BackgroundInfo:
I am scraping amazon. I need to set up the session cookies before using requests.session.get() to get the final version of the page source code of a url.
Code:
import requests
# I am currently working in China, so it's cn.
# Use the homepage to get cookies. Then use it later to scrape data.
homepage = 'http://www.amazon.cn'
headers = {'User-Agent':'Mozilla/5.0 (Windows NT 6.1) AppleWebKit/537.36 (KHTML, like Gecko) Chrome/54.0.2840.99 Safari/537.36'}
response = requests.get(homepage,headers = headers)
cookies = response.cookies
#set up the Session object, so as to preserve the cookies between requests.
session = requests.Session()
session.headers = headers
session.cookies = cookies
#now begin download the source code
url = 'https://www.amazon.cn/TCL-%E7%8E%8B%E7%89%8C-L65C2-CUDG-65%E8%8B%B1%E5%AF%B8-%E6%96%B0%E7%9A%84HDR%E6%8A%80%E6%9C%AF-%E5%85%A8%E6%96%B0%E7%9A%84%E9%87%8F%E5%AD%90%E7%82%B9%E6%8A%80%E6%9C%AF-%E9%BB%91%E8%89%B2/dp/B01FXB0ZG4/ref=sr_1_2?ie=UTF8&qid=1476165637&sr=8-2&keywords=L65C2-CUDG'
response = session.get(url)
Desired Result:
When navigate to the amazon homepage in Chrome, the cookies should be something like:
As you can find in the cookies part,which I underscore in red, part of the cookies set by the response to our request to the homepage is "ubid-acbcn", which is also part of the request header, probably left from last visit.
So that is the cookie I want, which I attempted to get by the above code.
In python code, it should be a cookieJar, or a dictionary. Either way, its content should be something that contains 'ubid-acbcn' and 'session-id':
{'ubid-acbcn':'453-7613662-1073007','session-id':'455-1363863-7141553','otherparts':'otherparts'}
What I am getting instead: The 'session-id' is there, but the 'ubid-acbcn' is missing.
>>homepage = 'http://www.amazon.cn'
>>headers = {'User-Agent':'Mozilla/5.0 (Windows NT 6.1) AppleWebKit/537.36 (KHTML, like Gecko) Chrome/54.0.2840.99 Safari/537.36'}
>>response = requests.get(homepage,headers = headers)
>>cookies = response.cookies
>>print(cookies.get_dict()):
>>{'session-id': '456-2975694-3270026','otherparts':'otherparts'}
Related Info:
- OS: WINDOWS 10
- PYTHON: 3.5
- requests: 2.11.1
I am sorry for being a bit verbose.
What I tried and figure:
- I googled for certain keywords, but nobody seems to be facing this problem.
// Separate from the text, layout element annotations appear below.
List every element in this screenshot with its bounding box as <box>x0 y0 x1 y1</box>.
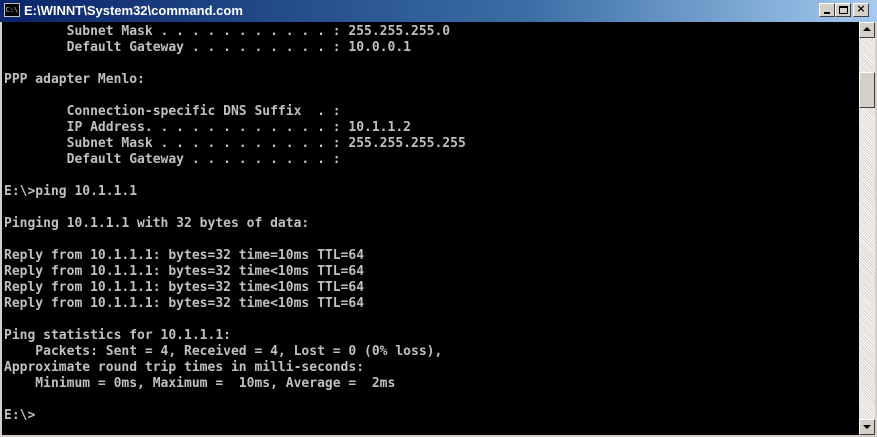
arrow-down-icon <box>863 425 871 429</box>
console-line: Reply from 10.1.1.1: bytes=32 time<10ms … <box>4 264 365 279</box>
console-line: E:\>ping 10.1.1.1 <box>4 184 138 199</box>
close-icon: × <box>856 2 866 15</box>
title-bar[interactable]: C:\ E:\WINNT\System32\command.com × <box>0 0 877 22</box>
console-line: Subnet Mask . . . . . . . . . . . : 255.… <box>4 24 451 39</box>
console-line: IP Address. . . . . . . . . . . . : 10.1… <box>4 120 411 135</box>
console-line: Connection-specific DNS Suffix . : <box>4 104 341 119</box>
scroll-down-button[interactable] <box>859 419 875 435</box>
scroll-thumb[interactable] <box>859 72 875 108</box>
command-prompt-window: C:\ E:\WINNT\System32\command.com × Subn… <box>0 0 877 437</box>
console-line: Ping statistics for 10.1.1.1: <box>4 328 231 343</box>
console-line: Reply from 10.1.1.1: bytes=32 time<10ms … <box>4 296 365 311</box>
console-line: PPP adapter Menlo: <box>4 72 145 87</box>
minimize-icon <box>824 12 830 14</box>
console-line: Reply from 10.1.1.1: bytes=32 time=10ms … <box>4 248 365 263</box>
window-title: E:\WINNT\System32\command.com <box>24 3 243 18</box>
minimize-button[interactable] <box>819 3 835 17</box>
vertical-scrollbar[interactable] <box>859 22 875 435</box>
console-line: E:\> <box>4 408 36 423</box>
arrow-up-icon <box>863 27 871 31</box>
scroll-up-button[interactable] <box>859 22 875 38</box>
maximize-button[interactable] <box>835 3 851 17</box>
close-button[interactable]: × <box>853 2 869 17</box>
console-output[interactable]: Subnet Mask . . . . . . . . . . . : 255.… <box>2 22 859 435</box>
console-line: Reply from 10.1.1.1: bytes=32 time<10ms … <box>4 280 365 295</box>
console-line: Minimum = 0ms, Maximum = 10ms, Average =… <box>4 376 396 391</box>
maximize-icon <box>839 6 848 14</box>
console-line: Pinging 10.1.1.1 with 32 bytes of data: <box>4 216 310 231</box>
console-line: Packets: Sent = 4, Received = 4, Lost = … <box>4 344 443 359</box>
console-line: Subnet Mask . . . . . . . . . . . : 255.… <box>4 136 466 151</box>
console-line: Default Gateway . . . . . . . . . : 10.0… <box>4 40 411 55</box>
console-icon[interactable]: C:\ <box>4 3 20 17</box>
console-line: Default Gateway . . . . . . . . . : <box>4 152 341 167</box>
console-line: Approximate round trip times in milli-se… <box>4 360 365 375</box>
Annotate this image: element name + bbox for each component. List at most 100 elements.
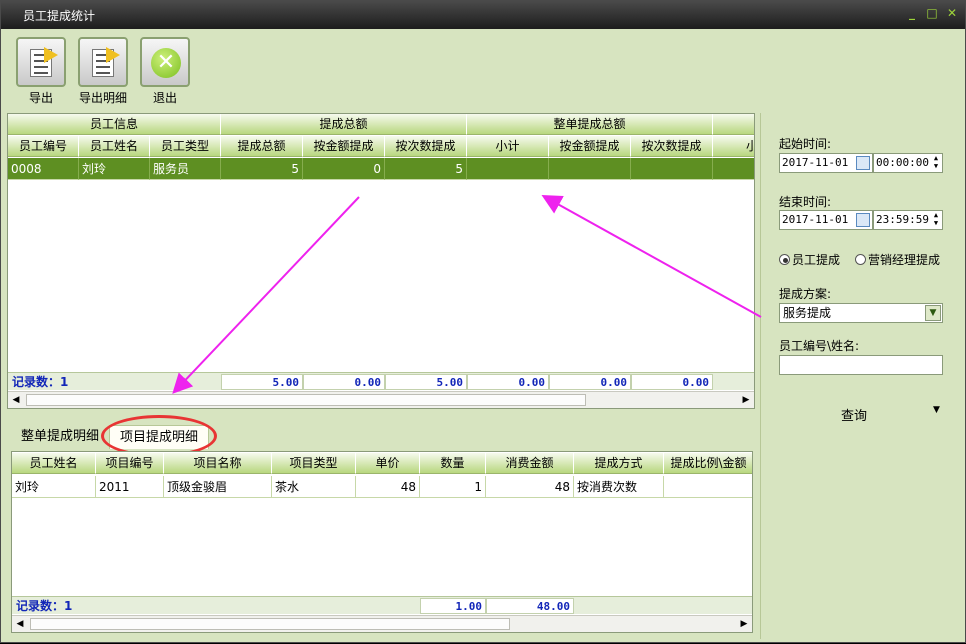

- I figure it might be something to do with the amazon anti-scraping measure. But other than change my headers to disguise myself as a human, there isn't much I know I should do.
- I have also entertained the possibility that tt might not be a case of missing cookie. But rather I have not set up my requests.get(homepage,headers = headers) properly, hence the response.cookie is not as expected. Given this,I have tried to copying the request header in my browser, leaving out only the cookie part, but still the response cookie is missing the 'ubid-acbcn' part. Maybe some other parameter has to be set up?